The Rebbe’s approach to modernization and technology was assertive and bold. They are tools to be used in making this world a G-dly place.
Let us take a moment to think about how we can use our life circumstances to best create a dwelling place for G-d here on earth. By studying Torah and doing mitzvahs. Putting on Tefilin, lighting Shabbat candles. By being benevolent to others and loving even to those whom you don’t care for.
Not despite the ingredients of our life, some of which we may think we would rather not have. Rather let us try to use all the aspects of our life, like them or not, to catapult us to loftier places.
Sounds too lofty and unreachable?
Don’t aim for perfection at the beginning.
Try it with one thing.
The next time you say ‘oy vay’ about something you find challenging, stop for a moment and thing whether perhaps this very thing also gives you some traction and acceleration in your journey of getting closer to G-d.
For example. Someone just irritated you. You experienced a classic ‘oy vey’ moment?

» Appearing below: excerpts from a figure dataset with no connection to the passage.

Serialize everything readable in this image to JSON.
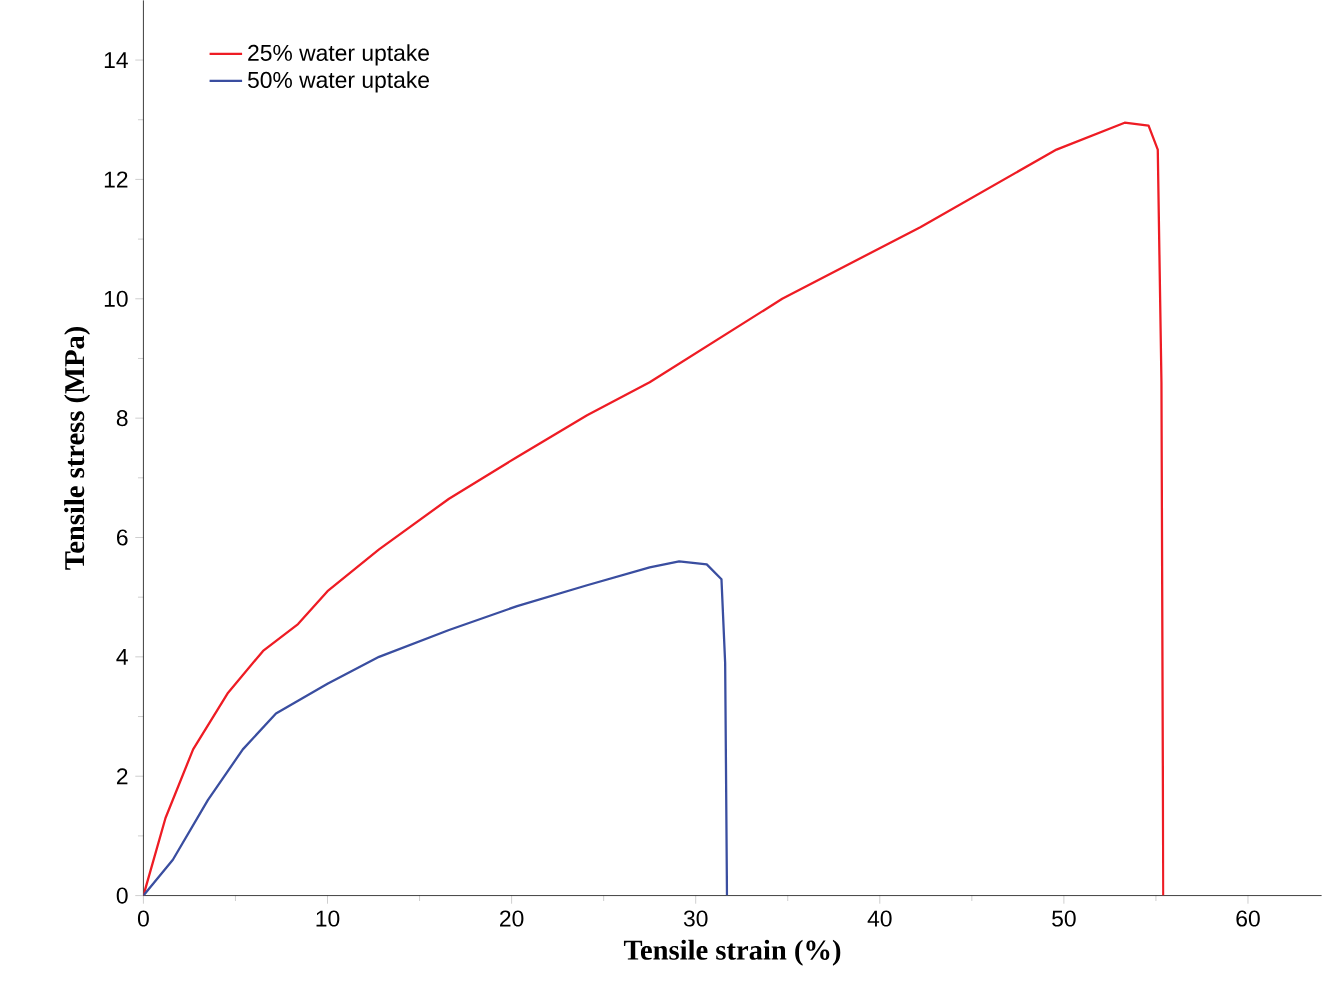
{
  "chart_data": {
    "type": "line",
    "xlabel": "Tensile strain (%)",
    "ylabel": "Tensile stress (MPa)",
    "xlim": [
      0,
      64
    ],
    "ylim": [
      0,
      15
    ],
    "xticks": [
      0,
      10,
      20,
      30,
      40,
      50,
      60
    ],
    "yticks": [
      0,
      2,
      4,
      6,
      8,
      10,
      12,
      14
    ],
    "legend": "top left",
    "grid": false,
    "marker": "none",
    "line_style": "solid",
    "series": [
      {
        "name": "25% water uptake",
        "color": "#ee1c24",
        "x": [
          0,
          1.2,
          2.7,
          4.6,
          6.5,
          8.4,
          10,
          12.8,
          16.6,
          20.3,
          24.1,
          27.5,
          34.7,
          42.2,
          49.6,
          53.3,
          54.6,
          55.1,
          55.3,
          55.4
        ],
        "values": [
          0,
          1.3,
          2.45,
          3.4,
          4.1,
          4.55,
          5.1,
          5.8,
          6.65,
          7.35,
          8.05,
          8.6,
          10,
          11.2,
          12.5,
          12.95,
          12.9,
          12.5,
          8.6,
          0
        ]
      },
      {
        "name": "50% water uptake",
        "color": "#3a4ea0",
        "x": [
          0,
          1.6,
          3.5,
          5.4,
          7.2,
          10,
          12.8,
          16.6,
          20.3,
          24.1,
          27.5,
          29.1,
          30.6,
          31.4,
          31.6,
          31.7
        ],
        "values": [
          0,
          0.6,
          1.6,
          2.45,
          3.05,
          3.55,
          4,
          4.45,
          4.85,
          5.2,
          5.5,
          5.6,
          5.55,
          5.3,
          3.9,
          0
        ]
      }
    ]
  }
}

Think to yourself how this is your opportunity to overcome your own natural self-centeredness and be tolerant of others. Our Sages taught that sometimes G-d brings us things that challenge our equilibrium to give us the chance to work on refining our characters.
By viewing life as a journey steered by G-d, you can embrace every aspect of the journey as being Providential and tailor made for you.
Your arrow is in the bullseye. You are, exactly where G-d wants you to be. Now its up to you to draw the target around it.